Understanding malnutrition in India

Malnutrition is one of the largest factors supressing India's spectacular growth. In a country of lunar missions, billionaires, and nuclear power, a staggering 46% of all India children under 5 years old are still underweight. In India, where everything is on a large scale, malnutrition is daunting - an estimated 200 million children are underweight at any given time, with more than 6 million of those children suffering from the worst form of malnutrition, severe acute malnutrition. Experts estimate that malnutrition constitutes over 22% of India's disease burden, making malnutrition one of the nation's largest health threats.

The causes of malnutrition and therefore the solutions to the problem vary as much as the Indian people.
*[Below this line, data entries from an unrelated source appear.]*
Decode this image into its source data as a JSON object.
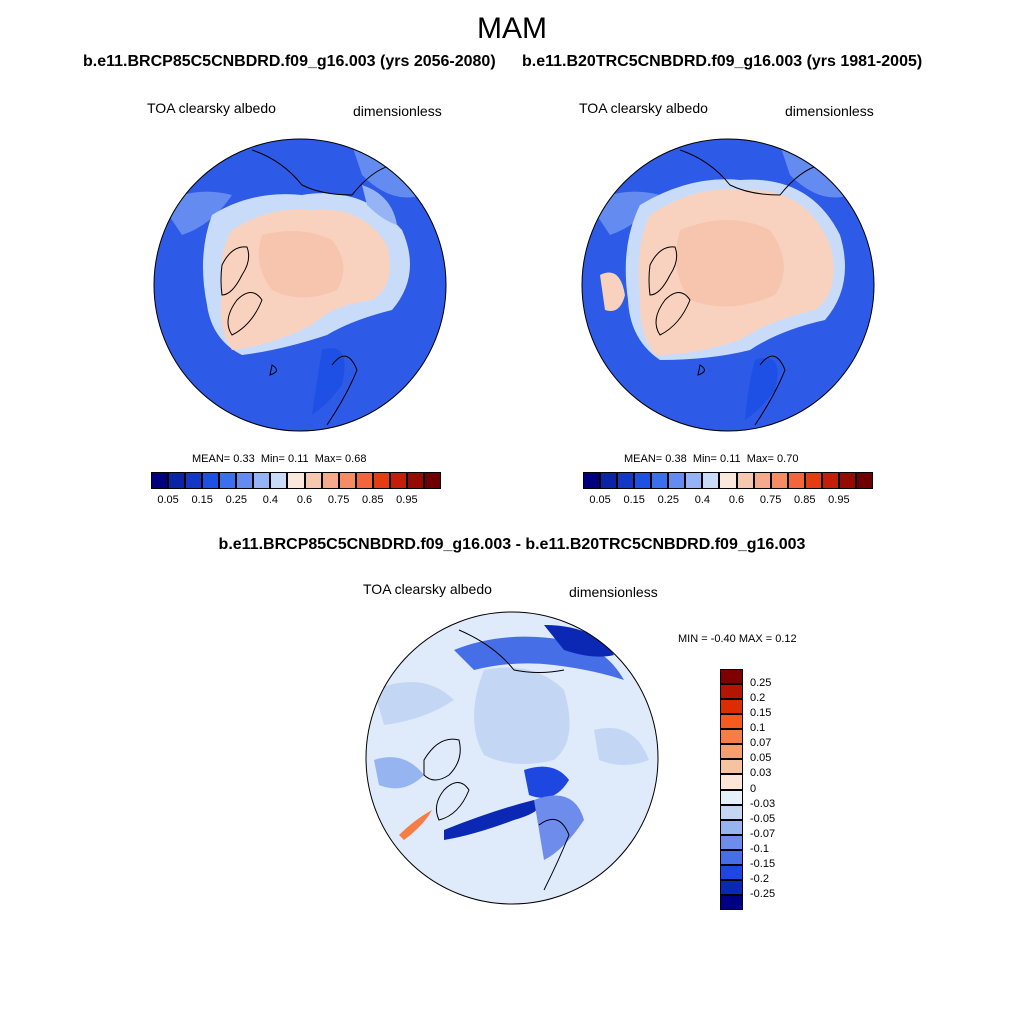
{
  "title": "MAM",
  "panels": [
    {
      "case_label": "b.e11.BRCP85C5CNBDRD.f09_g16.003 (yrs 2056-2080)",
      "variable": "TOA clearsky albedo",
      "units": "dimensionless",
      "stats": {
        "mean_label": "MEAN=",
        "mean": "0.33",
        "min_label": "Min=",
        "min": "0.11",
        "max_label": "Max=",
        "max": "0.68"
      }
    },
    {
      "case_label": "b.e11.B20TRC5CNBDRD.f09_g16.003 (yrs 1981-2005)",
      "variable": "TOA clearsky albedo",
      "units": "dimensionless",
      "stats": {
        "mean_label": "MEAN=",
        "mean": "0.38",
        "min_label": "Min=",
        "min": "0.11",
        "max_label": "Max=",
        "max": "0.70"
      }
    }
  ],
  "diff_panel": {
    "case_label": "b.e11.BRCP85C5CNBDRD.f09_g16.003 - b.e11.B20TRC5CNBDRD.f09_g16.003",
    "variable": "TOA clearsky albedo",
    "units": "dimensionless",
    "stats": {
      "min_label": "MIN =",
      "min": "-0.40",
      "max_label": "MAX =",
      "max": "0.12"
    }
  },
  "colorbar_abs": {
    "ticks": [
      "0.05",
      "0.15",
      "0.25",
      "0.4",
      "0.6",
      "0.75",
      "0.85",
      "0.95"
    ],
    "colors": [
      "#00007f",
      "#0a24a8",
      "#1437c8",
      "#1e50e6",
      "#3c6ef0",
      "#648cf0",
      "#96b4f5",
      "#c8dcfa",
      "#fbe8dc",
      "#f7c8b0",
      "#f5aa8c",
      "#f58c64",
      "#f5643c",
      "#e63c14",
      "#c31e0a",
      "#960a00",
      "#6e0000"
    ]
  },
  "colorbar_diff": {
    "ticks": [
      "0.25",
      "0.2",
      "0.15",
      "0.1",
      "0.07",
      "0.05",
      "0.03",
      "0",
      "-0.03",
      "-0.05",
      "-0.07",
      "-0.1",
      "-0.15",
      "-0.2",
      "-0.25"
    ],
    "colors": [
      "#7f0000",
      "#b41400",
      "#dc2d00",
      "#f55a1e",
      "#f57d46",
      "#f5a06e",
      "#f5c3a0",
      "#fbe6d7",
      "#e6f0fa",
      "#c3d7f5",
      "#96b4f0",
      "#6e8ceb",
      "#466ee6",
      "#1e46e1",
      "#0a28b4",
      "#000082"
    ]
  }
}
To understand and solve malnutrition requires patience, nuance, flexibility, and above all determination.

Follow me as I set out to understand malnutrition in the subcontinent and begin to tackle it

Monday, October 19, 2009

Talk at Columbia University Tuesday October 20th

If you're in the New York area, please come by and listen to my talk tomorrow, Tuesday October 20th at Columbia University:

Title: Childhood Malnutrition in India- on the ground and on the horizon in Madhya Pradesh

Speaker: Caitlin McQuilling, Program Director the Real Medicine Foundation's Malnutrition Eradication Initiative in Madhya Pradesh, India.
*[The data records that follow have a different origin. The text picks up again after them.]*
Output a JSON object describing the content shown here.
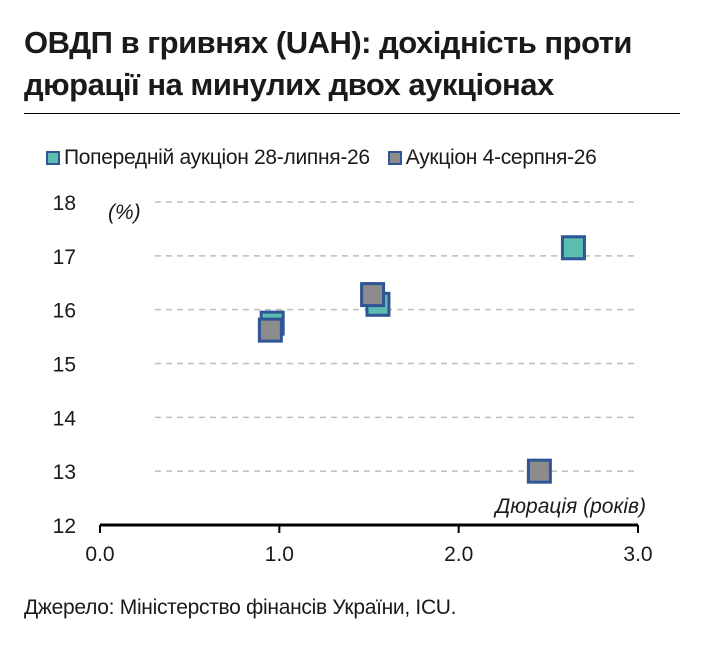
{
  "title_line1": "ОВДП в гривнях (UAH): дохідність проти",
  "title_line2": "дюрації на минулих двох аукціонах",
  "source": "Джерело: Міністерство фінансів України, ICU.",
  "chart_data": {
    "type": "scatter",
    "title": "ОВДП в гривнях (UAH): дохідність проти дюрації на минулих двох аукціонах",
    "xlabel": "Дюрація (років)",
    "ylabel": "(%)",
    "xlim": [
      0,
      3
    ],
    "ylim": [
      12,
      18
    ],
    "x_ticks": [
      "0.0",
      "1.0",
      "2.0",
      "3.0"
    ],
    "y_ticks": [
      "12",
      "13",
      "14",
      "15",
      "16",
      "17",
      "18"
    ],
    "grid": "horizontal dashed",
    "legend_position": "top",
    "series": [
      {
        "name": "Попередній аукціон 28-липня-26",
        "color": "#5bbcb0",
        "border": "#2f5597",
        "points": [
          {
            "x": 0.96,
            "y": 15.75
          },
          {
            "x": 1.55,
            "y": 16.1
          },
          {
            "x": 2.64,
            "y": 17.15
          }
        ]
      },
      {
        "name": "Аукціон 4-серпня-26",
        "color": "#8c8c8c",
        "border": "#2f5597",
        "points": [
          {
            "x": 0.95,
            "y": 15.62
          },
          {
            "x": 1.52,
            "y": 16.28
          },
          {
            "x": 2.45,
            "y": 13.0
          }
        ]
      }
    ]
  }
}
Time: 1:00pm to 2:00pm, Tuesday, 20th October, 2009

Venue: 306 Russell Hall, 3rd Floor Library, Teachers College, Columbia University

Organizer: Development in South Asia (DISHA)

India is currently facing its worst drought in 37 years, a drought that is just beginning to have its detrimental effects on those living in rural areas across the country. While the national average for malnutrition in children under 5 is 47%, the rate gets as high as 90% in tribal pockets in MP. Malnutrition has been a chronic problem for years but is now only exacerbated by drought and economic depression. I'd like to talk about the stark ground realities, but also offer some solutions and examples of actions that groups like ours can take and how individuals, even in the US, can help out.